If you get chatty when you are nervous like I do, this is also a great opportunity to blow off some steam. Relax your muscles and ask whatever is on your mind about HIV or otherwise.

4. Your Blood Will Be Drawn For The HIV Test


You do the damn thing, because you are brave and powerful.

You can choose to get rapid HIV testing, which provides results in under 20 minutes (or sometimes, in as little time as one minute). If not, you can opt for a regular blood test.

Either way, the test site will use a small blood sample to test for HIV, whether with a needle or quick finger prick.

Even if you're prone to queasiness, it's a pretty quick process.

5. You Get Your Results And Continue Living Your Life

Your testing counselor will return with your results, or provide them once the results have returned in a few days.

No matter what they say, it's important to remember that testing positive for HIV antibodies should not have you assuming the worst.

If the results are positive, a counselor will provide you with resources for treatment, both mental and physical. If you test negative, they will provide advice on continuing the practice safe sex with continued ways of reducing your risk of contracting HIV.

"While treatment for HIV now allows people to live long and healthy lives, stigma continues to overshadow this fact," says Ortiz-Fonesca. "This is why days like National HIV Testing Day exists so that people are reminded and inspired to have conversation not just about HIV, but about sexual health. The more conversations we have, the more opportunities we have to challenge and eradicate HIV stigma."
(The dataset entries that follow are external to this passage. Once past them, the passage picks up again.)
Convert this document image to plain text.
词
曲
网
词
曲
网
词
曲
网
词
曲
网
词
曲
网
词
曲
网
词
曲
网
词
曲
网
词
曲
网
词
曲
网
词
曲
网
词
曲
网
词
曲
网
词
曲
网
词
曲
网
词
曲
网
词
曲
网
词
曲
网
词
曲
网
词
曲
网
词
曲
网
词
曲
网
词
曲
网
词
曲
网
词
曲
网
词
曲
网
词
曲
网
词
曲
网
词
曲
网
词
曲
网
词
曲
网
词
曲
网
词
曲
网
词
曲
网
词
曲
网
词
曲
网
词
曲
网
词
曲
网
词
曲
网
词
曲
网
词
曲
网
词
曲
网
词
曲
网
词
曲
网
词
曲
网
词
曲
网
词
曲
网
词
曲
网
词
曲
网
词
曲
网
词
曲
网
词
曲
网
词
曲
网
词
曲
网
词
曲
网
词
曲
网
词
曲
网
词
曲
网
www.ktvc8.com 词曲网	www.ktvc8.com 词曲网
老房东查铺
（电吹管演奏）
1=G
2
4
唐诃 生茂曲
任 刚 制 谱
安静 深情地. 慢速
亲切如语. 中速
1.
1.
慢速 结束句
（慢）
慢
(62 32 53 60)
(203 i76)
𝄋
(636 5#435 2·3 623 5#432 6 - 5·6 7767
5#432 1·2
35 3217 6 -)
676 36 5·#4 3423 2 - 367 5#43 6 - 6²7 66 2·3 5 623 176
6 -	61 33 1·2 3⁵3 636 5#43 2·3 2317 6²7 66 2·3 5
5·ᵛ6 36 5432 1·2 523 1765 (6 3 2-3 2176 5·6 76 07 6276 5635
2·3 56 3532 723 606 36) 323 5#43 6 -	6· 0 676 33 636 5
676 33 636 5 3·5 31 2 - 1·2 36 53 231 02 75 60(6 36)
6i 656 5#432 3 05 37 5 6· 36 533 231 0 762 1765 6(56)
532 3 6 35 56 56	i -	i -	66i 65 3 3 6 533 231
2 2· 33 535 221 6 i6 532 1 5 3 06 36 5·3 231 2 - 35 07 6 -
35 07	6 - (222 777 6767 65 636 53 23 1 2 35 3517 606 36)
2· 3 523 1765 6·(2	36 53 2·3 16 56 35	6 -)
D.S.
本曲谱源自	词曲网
The first step to that decreasing stigma is with this HIV test.

Make a screening for HIV part of your regular sexual health maintenance. That means getting tested when you are tested for other STIs, or when you have your blood drawn at your annual check-up.

While 2017 has at times felt like a depressing, garbage fire twin sister to 2016, medical advances are something we can all be grateful for.

If you need some help finding out where to get tested, check out the CDC's Get Tested site here.

The more we treat HIV as exactly what it is - treatable - the less fear we will have when it comes to getting tested.